Recensement ou taux d’inflation, l’INSEE est périodiquement la cible de critiques. Jean-Luc Tavernier, de passage à Mayotte, nous a exposé les difficultés locales.
Jean-Luc Tavernier est directeur général de l’Institut National de la Statistique et des Etudes Economique (INSEE) depuis deux ans. Il s’était alors promis de faire le tour de l’ensemble des établissements du territoire. C’était cette semaine le tour de La Réunion et Mayotte.
L’INSEE à Mayotte est un Service régional de 10 agents, « je les ai tous rencontrés », tient à préciser Jean-Luc Tavernier, justifiant, aux côtés de Valérie Roux, Directrice régionale La Réunion-Mayotte, la vague de départs récents par de la mobilité au bout de quatre ans, et des départs en retraite. « J’ai trouvé des gens engagés dans l’amélioration des statistiques sur le territoire ».
Car Mayotte souffre de déficience de données, le sénateur Thani Mohamed Soilihi a d’ailleurs interpellé le gouvernement à ce sujet il y a quelques semaines, déplorant un recensement quinquennal, là où il est annuel partout ailleurs.
Un recensement périodiquement critiqué, tant pour l’évaluation de la population totale de 212.645 habitants en 2012, que sur la proportion des étrangers, 40 %. « Nous n’avons pas pour vocation de sortir un recensement qui corresponde au ressenti de la population », expliquent en chœur les économistes qui défendent leur méthode basée sur la cartographie des logements qui sont ensuite systématiquement visités.
Quant à mettre en place un recensement annuel continu, ils invoquent l’absence d’accompagnement : « en métropole, les cartographies reposent sur le fichier Citadelle qui recense les constructions, ici nous avons tout fait nous-mêmes. Et le recensement est confié aux communes. A Mayotte, elles en sont aux balbutiements de la gestion d’un fichier administratif ».
Un recensement continu qu’ils estiment aussi moins efficace, « il repose sur une extrapolation à partir de 40% des logements pour les grosses communes ».
Sur l’ensemble des données statistiques, là encore, ils invoquent des difficultés : « En France, il y a une tradition séculaire de conserver les données statistiques, ce qui n’est pas le cas de Mayotte », commente Jean-Luc Tavernier qui invoque plusieurs manques du territoire, « l’information de base vient des municipalités qui doivent enregistrer les naissances et les décès. Or, il y a peu de décès enregistrés au regard de la population totale, ce qui fausse les études sur l’espérance de vie par exemple ».
Gros manques également en matière de données sur les entreprises, « les cessations d’activité sont peu ou pas déclarées à Mayotte, le greffe du commerce est à l’arrêt, et le secteur informel est encore prégnant ! »

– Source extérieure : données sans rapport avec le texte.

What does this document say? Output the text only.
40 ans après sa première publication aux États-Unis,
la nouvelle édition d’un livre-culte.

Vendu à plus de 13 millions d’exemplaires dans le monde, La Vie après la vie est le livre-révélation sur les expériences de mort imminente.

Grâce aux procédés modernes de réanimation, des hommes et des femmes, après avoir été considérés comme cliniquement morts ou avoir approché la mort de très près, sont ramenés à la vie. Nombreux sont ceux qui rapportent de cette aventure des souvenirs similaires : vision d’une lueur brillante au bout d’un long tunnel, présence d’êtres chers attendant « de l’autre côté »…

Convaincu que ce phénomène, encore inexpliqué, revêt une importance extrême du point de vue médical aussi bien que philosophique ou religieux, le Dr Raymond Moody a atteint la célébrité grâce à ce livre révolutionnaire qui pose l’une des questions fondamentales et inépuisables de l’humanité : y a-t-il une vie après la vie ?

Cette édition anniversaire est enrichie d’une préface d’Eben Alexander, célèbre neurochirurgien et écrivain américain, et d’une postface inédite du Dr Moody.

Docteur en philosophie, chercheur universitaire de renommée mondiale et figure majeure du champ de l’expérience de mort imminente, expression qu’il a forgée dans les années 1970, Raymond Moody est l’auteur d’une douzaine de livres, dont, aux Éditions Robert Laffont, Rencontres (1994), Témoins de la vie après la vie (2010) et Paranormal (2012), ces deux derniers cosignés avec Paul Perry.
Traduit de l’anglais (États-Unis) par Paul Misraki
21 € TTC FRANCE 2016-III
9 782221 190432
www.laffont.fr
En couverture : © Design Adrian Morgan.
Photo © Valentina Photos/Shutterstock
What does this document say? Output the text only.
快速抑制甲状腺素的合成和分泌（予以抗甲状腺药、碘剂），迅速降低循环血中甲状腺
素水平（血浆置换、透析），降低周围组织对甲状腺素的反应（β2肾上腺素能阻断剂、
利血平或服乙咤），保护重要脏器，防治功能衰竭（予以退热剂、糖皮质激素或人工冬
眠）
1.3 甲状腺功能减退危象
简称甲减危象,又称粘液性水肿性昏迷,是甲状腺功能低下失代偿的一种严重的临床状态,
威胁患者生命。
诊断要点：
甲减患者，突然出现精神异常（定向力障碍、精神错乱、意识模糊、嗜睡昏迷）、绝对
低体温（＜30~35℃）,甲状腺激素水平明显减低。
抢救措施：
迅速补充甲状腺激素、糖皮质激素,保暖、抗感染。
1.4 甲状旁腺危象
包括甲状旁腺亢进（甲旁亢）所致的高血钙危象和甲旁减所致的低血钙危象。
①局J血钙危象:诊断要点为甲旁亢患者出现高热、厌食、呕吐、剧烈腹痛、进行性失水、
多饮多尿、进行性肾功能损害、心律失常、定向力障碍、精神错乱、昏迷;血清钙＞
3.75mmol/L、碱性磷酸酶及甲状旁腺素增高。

Le PIB, bientôt en agence !
Pas de problème en revanche sur les Indices des Prix à la Consommation, « nos enquêteurs relèvent chaque mois les prix de 1.000 produits dans le plus grand des secrets et sur 140 points de vente », défend Jamel Mekkaoui, le chef de service régional de l’INSEE Mayotte. D’autres failles existent comme l’absence totale de données locales sur le site national.
Le dernier PIB (produit Intérieur Brut), qui évalue la richesse produite sur le territoire date de 2009, « les valeurs 2011 et 2012 seront publiées cette année ».
« Nous poursuivons malgré tout notre convergence vers la métropole », rassure le Polytechnicien et diplômé de l’Ecole nationale de la statistique et de l’administration économique (ENSAE), Jean-Luc Tavernier. Il en veut pour preuve le recrutement de nouveaux enquêteurs, « ils sont 14 actuellement », et annonce la proche publication d’une enquête emploi au sens du BIT en juillet, et logement pour l’année prochaine.
Si révolution il doit y avoir, elle viendra donc prioritairement du fichier administratif des collectivités territoriales, de la Sécurité sociale, du Centre de Formalité des Entreprises, « ce sont nos piliers », en faisant du pied aux parlementaires, « ils doivent accompagner cette amélioration sur le territoire ».